With awareness of all that supports you in life, understanding that to live your most beautiful radiant life, you need to be awake to the best part of yourself-- well that seems easy-- but in retrospect it's easier to walk around in a daze, just bouncing from thing to thing like a ping pong ball-- and then finally sitting in front of the TV, watching David Letterman, and secretly happy that his life right now at this moment is somehow worse than yours-- watching crazy reality TV to feel better about not living from a space of awakening. It seems to me that we are wasting time until our last breath, when maybe we awaken for a split second to the best part of ourselves. But is living our best live in the last moments enough-- why wait to open ourselves, why wait to become the person we want to be?

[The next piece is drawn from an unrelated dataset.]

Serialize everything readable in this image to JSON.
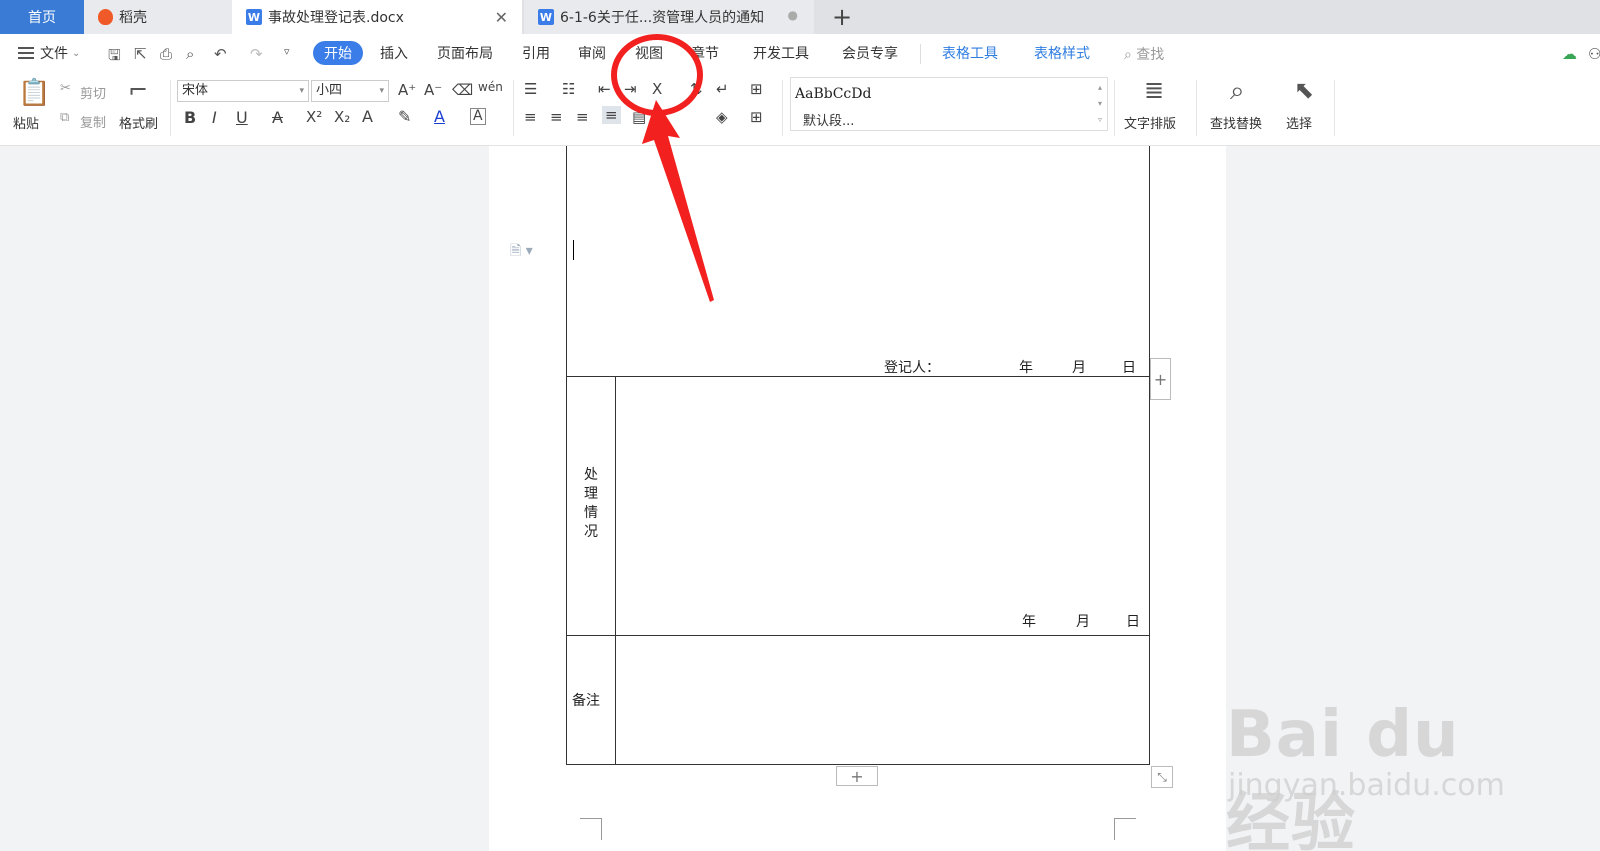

To me that's not enough, every day we get a new 24 hours as a gift to wake up! WE get to open ourselves every morning to the brightness of our heart and to look inside to tap into our source and then expand from there. If every morning we knew that all we had to do to awaken was to give our best self to others to look inside everyday and say, "Yes today I live from my awakened state of beauty."

To answer your questions, yes after this explaination to the kids in JDC, they still had the look of "Can we get to the asana, please crazy awake yoga lady?" And then I snuck in the lesson of awakening your poses through Ankle Loop-- how Ankle Loop can brighten any standing pose because if you are awake in your 4 cornered feet with the strength of your arch working to sustain your beautiful architechture-- then taaadaaaa your leg awakens to its highest potential-- Proudly I will report that all kids awakened to Padangustasana for the first time, steady grounded and aware of all that supports them-- so for a moment they were AWAKE!!!